Bilateral Kienböck’s disease in a child with Factor V Leiden thrombophilia: a case report

Dear Editor,

There has been increasing evidence associating the development of atraumatic, multifocal osteonecrosis to hypercoagulable states (Baltzer et al., 2016; Woratanarat et al., 2014). Congenital hypercoagulability, such as Factor V Leiden (FVL), resulting in thrombosis may compromise bone vascularization to increase the risk of osteonecrosis. Herein, we report a rare case of bilateral Kienböck’s disease in a 14-year-old, right-hand dominant male. He was diagnosed with heterozygous FVL and the Kienböck’s disease subsequently treated with 4, 5 extensor compartment supraretinacular artery (ECA) bone grafts.

The patient developed pain over a 3-month period. There was swelling along the dorsal side of the right wrist compared with the left, with decreased range of motion and grip strength without redness or warmth. There was no history of injury, and also no history of deep venous thrombosis or bleeding disorders. His family history consisted of a maternal history of rheumatoid arthritis and seizure-type disorder. Radiographs of the right wrist revealed sclerosis and mild radial flattening of the lunate with a negative ulnar variance. At around the same time, the patient developed a similar left wrist pain. There was mild lunate sclerosis with a negative ulnar variance noted on X-ray film. MRI of the right wrist revealed a nondisplaced fracture of the dorsal third of the lunate with diffuse marrow oedema and bony irregularity, suggestive of impaired lunate vascularity. On the left side, MRI revealed decreased craniocaudal diameter on the radial aspect of the lunate, with patchy marrow lunate oedema (Figure 1). The results were consistent for stage IIIA Kienböck’s disease on the right and stage II on the left side. OPEN IN VIEWER

Previous experience had alerted us to the possibility of hypercoagulopathy (Baltzer et al., 2016) and a workup was performed, which included protein C and S activities, antithrombin activity, soluble fibrin monomer, D-dimer, fibrinogen, thrombin time, activated partial thromboplastin time (APTT), coagulation time, prothrombin G20210A mutation, autoantibodies, complete blood count with differentials, and FVL. The patient had a low APCRV (Activated protein C resistance V, 1.6), elevated PT (13.6 seconds), and heterozygous mutation for FVL.

The patient underwent reconstruction of the right lunate with a 4 + 5 ECA graft. Subsequently 3 months later, the left lunate also received the same reconstruction. The postoperative course was uneventful. At the latest follow-up (1-year right wrist reconstruction), the patient reported no pain or paraesthesia of the wrists and no restrictions to daily activities, with a reasonable and symmetric range of motion in bilateral wrists and all fingers. Wrist MRI demonstrated improvement of the lunate bone marrow signal with decreased effusion and synovitis that were consistent with ongoing healing. The patient was followed by the haematologists, although no formal anti-coagulation was recommended.

Kienböck’s disease in children is rare. A group reviewed radiographs of 51,071 patients over an 11-year period with a prevalence of 0.27% in their population (van Leeuwen et al., 2016). Currently, no consensus has been reached with regards to the aetiology of Kienböck’s disease. Besides anatomical variations, biological factors, such as immunological, microbiological, and genetic factors, have been postulated to play important roles in the initiation of the disease to induce reactive vascular aberrations in the lunate’s subchondral vasculature (Van Alphen et al., 2016).
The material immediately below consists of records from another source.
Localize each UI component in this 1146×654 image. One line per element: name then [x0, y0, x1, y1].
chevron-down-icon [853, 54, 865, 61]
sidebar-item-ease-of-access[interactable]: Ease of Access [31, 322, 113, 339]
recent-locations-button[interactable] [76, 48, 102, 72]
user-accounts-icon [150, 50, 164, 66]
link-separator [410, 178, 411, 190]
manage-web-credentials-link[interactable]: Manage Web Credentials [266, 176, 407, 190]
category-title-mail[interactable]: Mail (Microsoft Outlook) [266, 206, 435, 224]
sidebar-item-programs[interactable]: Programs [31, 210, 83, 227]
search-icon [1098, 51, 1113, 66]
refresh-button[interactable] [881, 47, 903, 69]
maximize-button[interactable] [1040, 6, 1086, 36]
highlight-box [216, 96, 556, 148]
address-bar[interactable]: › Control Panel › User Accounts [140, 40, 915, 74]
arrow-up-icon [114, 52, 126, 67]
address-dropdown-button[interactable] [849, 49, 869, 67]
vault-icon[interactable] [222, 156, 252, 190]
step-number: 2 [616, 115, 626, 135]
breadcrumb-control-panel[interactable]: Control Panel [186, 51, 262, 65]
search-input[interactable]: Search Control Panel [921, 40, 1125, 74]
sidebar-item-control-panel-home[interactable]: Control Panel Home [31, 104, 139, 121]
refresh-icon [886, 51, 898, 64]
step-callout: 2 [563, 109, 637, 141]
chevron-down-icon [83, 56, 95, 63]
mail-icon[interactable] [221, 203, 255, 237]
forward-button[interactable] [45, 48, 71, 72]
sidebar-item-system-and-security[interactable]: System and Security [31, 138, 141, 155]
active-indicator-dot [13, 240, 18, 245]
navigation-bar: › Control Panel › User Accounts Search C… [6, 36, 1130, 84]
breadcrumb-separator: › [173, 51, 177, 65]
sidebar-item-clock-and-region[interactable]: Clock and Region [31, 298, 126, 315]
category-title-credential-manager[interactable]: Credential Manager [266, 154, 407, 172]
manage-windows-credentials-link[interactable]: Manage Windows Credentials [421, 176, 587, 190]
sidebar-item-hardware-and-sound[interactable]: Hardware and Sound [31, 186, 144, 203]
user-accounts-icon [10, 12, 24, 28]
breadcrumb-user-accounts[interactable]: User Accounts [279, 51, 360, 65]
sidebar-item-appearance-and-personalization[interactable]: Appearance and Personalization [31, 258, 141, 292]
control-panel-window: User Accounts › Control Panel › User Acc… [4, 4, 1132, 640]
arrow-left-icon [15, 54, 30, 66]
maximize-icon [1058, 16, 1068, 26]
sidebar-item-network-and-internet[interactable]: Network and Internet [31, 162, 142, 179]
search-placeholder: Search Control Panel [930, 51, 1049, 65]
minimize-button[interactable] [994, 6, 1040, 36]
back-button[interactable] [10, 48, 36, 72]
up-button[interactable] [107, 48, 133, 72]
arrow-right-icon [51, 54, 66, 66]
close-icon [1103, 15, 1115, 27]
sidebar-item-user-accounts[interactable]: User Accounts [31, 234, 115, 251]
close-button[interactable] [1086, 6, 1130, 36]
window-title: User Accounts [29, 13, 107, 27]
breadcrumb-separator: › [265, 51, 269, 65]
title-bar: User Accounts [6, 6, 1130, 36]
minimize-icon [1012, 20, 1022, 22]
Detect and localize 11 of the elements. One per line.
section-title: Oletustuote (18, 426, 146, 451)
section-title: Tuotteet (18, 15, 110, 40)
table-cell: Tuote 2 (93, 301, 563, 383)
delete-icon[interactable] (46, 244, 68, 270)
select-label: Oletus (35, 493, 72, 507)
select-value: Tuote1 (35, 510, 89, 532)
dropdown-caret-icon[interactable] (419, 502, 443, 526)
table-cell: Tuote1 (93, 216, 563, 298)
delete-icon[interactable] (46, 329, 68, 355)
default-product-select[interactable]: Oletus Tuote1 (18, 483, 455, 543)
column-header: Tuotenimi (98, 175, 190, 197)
The at-risk lunate can then be further aggravated by mechanical factors resulting in osteonecrosis of the bone (Van Alphen et al., 2016). Many studies have reported associations between the developments of multifocal osteonecrosis to coagulopathies. FVL is the most common, as demonstrated by a recent meta-analysis that showed strong correlation between genetic hypercoagulability to Legg–Calve–Perthes disease (LCPD) (Woratanarat et al., 2014).

Idiopathic bilateral Kienböck’s disease in a child raises questions regarding its aetiology; it has been suggested that paediatric lunate avascular necrosis should be regarded as a separate disorder, in the same way that femoral head avascular necrosis in adults and children (LCPD) should be distinguished, as the aetiology and treatments are different (Irisarri et al., 2010). Given the rarity of Kienböck’s disease in children and the scarcity of reports, it is difficult to draw firm conclusions associating the development of Kienböck’s disease to hypercoagulability. However, the connection cannot be overlooked given the strong association between LCPD and genetic hypercoagulability (Woratanarat et al., 2014). Thromboembolic events from hypercoagulability may just be one of the more common factors in children, and the adult pool of factors may be very different.

Bilateral Kienböck’s disease is extremely rare in children. Hereditary thrombophilic disorders may predispose the lunate to avascular necrosis. A high suspicion for FVL is warranted for children with bilateral Kienböck’s disease.